Le 10 septembre, le Collectif Interassociatif sur la Santé a adressé une lettre ouverte à la Ministre de la Santé Marisol Tourraine pour lui demander davantage de transparence sur le médicament générique. Les demandes ne sont pas abusives, c'est le moins que l'on puisse dire :

  • rendre public le rapport IGAS sur les médicaments génériques,
  • organiser rapidement une table ronde de haut niveau, en situation de recommander les adaptations nécessaires des règles de nature à garantir la bioéquivalence du générique par rapport au princeps.

L'affaire du Mediator a montré que la course au profit et l'absence de transparence peuvent avoir des conséquences mortelles.
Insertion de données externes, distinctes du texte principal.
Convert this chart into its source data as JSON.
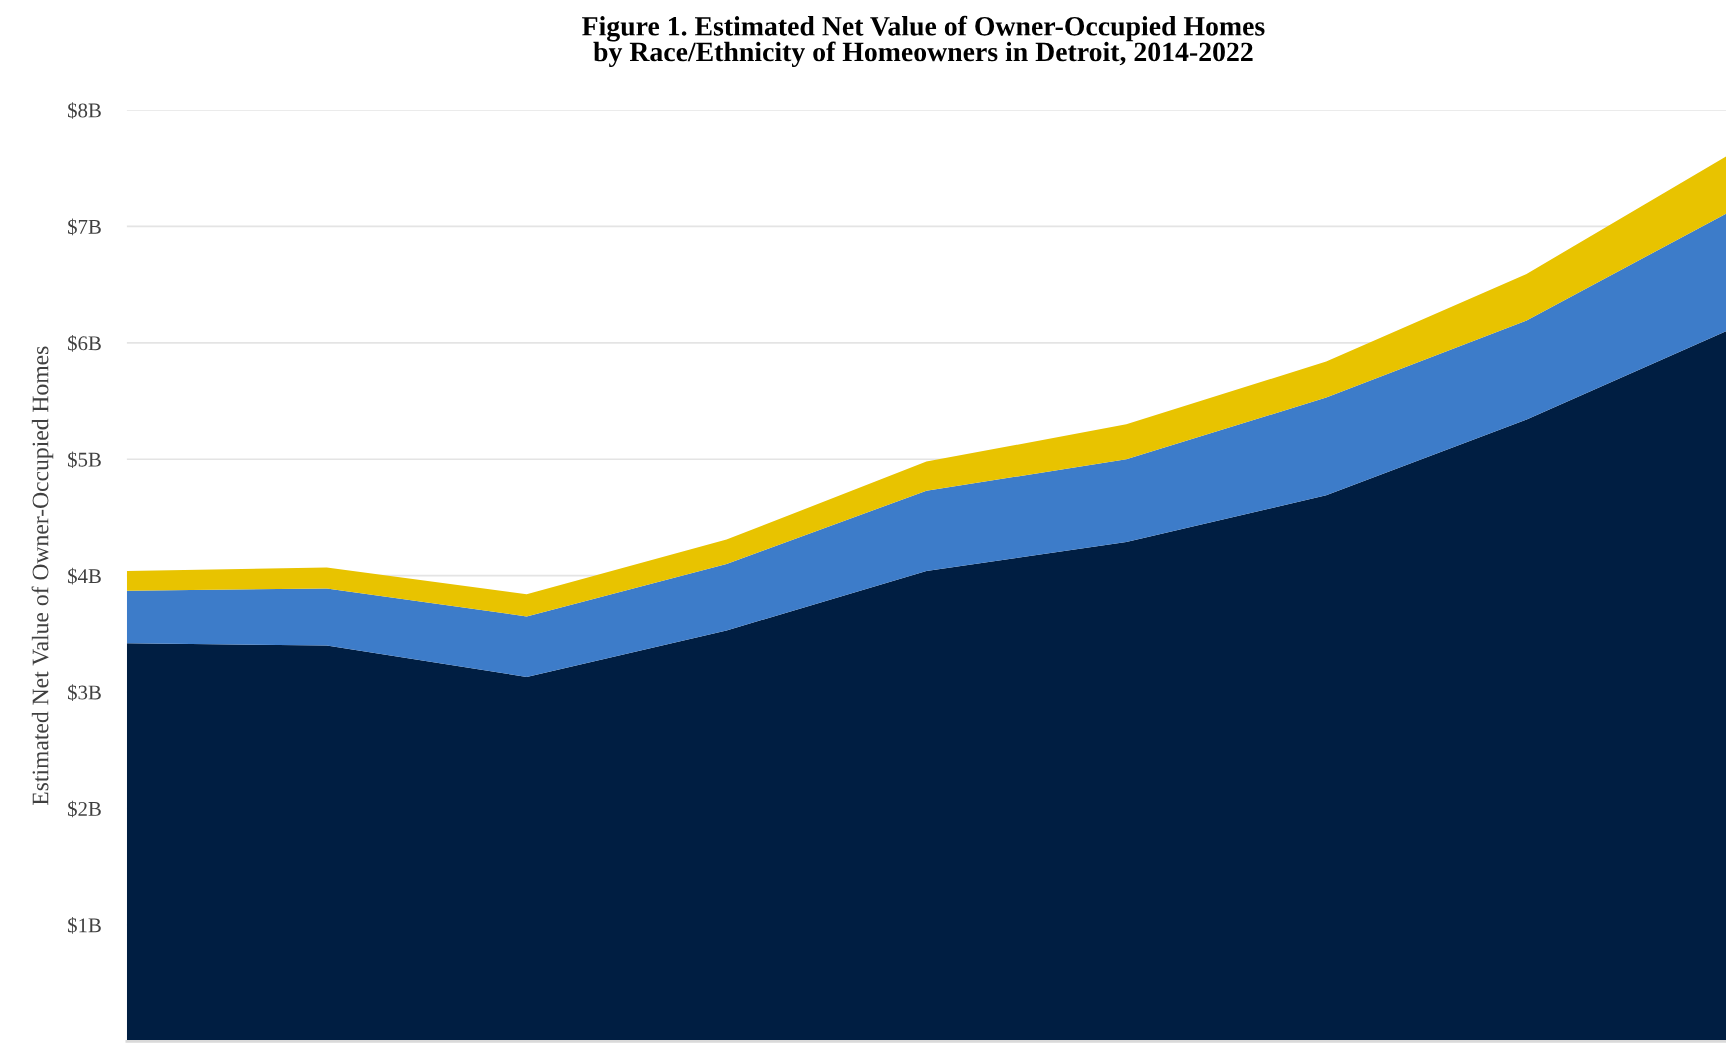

Elle nous a également enseigné que la transparence ne doit pas s'appliquer qu'aux firmes pharmaceutiques mais également aux structures publiques ! Or l'Assurance Maladie, donc l'Etat, a un conflit d'intérêt financier direct avec la substitution vers le générique.

Et alors que fait-on ?

L'affaire du Mediator a induit un profond changement dans les mentalités. Le patient était autrefois un être idiot, incapable de comprendre quoi que ce soit concernant sa santé, tout juste bon à remplir les poches de Big Pharma et apauvrir la Sécurité Sociale. Aujourd'hui, il veut être acteur à part entière dans sa maladie et estime à juste titre qu'il a le droit de connaître les médicaments qu'on lui prescrit. Le discours rassurant de l'Assurance Maladie qui consistait à affirmer que le générique est identique au princeps est donc anachronique et ne devrait plus être accepté.

Le patient de son côté devra avoir un comportement responsable face au médicament et ne pas par exemple s'opposer à la substitution si son pharmacien lui dit qu'un médicament original peut être substitué en faveur d'un générique moins cher.

Un discours officiel responsable devrait être :

"Le générique est-il différent de l'original ? OUI
Le générique est-il TRES différent de l'original ? NON
Au pharmacien ensuite de conseiller ou non la substitution selon sa science du médicament. Lorsqu'elle ne présente pas de risque, la substitution doit être encouragée. C'est notre argent à tous qui est en jeu."

A l'heure où son monopole est chahuté par de nouveaux acteurs comme Leclerc, le débat sur le générique replace le pharmacien au coeur du débat sur le médicament. Lui-seul pourra en son âme et conscience accepter ou refuser de substituer en fonction du médicament concerné.

Difficile cependant pour lui de pouvoir pratiquer sa science sereinement sachant qu'il y a quelques semaines l'Assurance Maladie a pris des sanctions contre une officine qui ne substituait pas suffisamment par conviction pharmaceutique en la condamnant à ne plus appliquer le tiers payant durant un mois, signant là son arrêt de mort.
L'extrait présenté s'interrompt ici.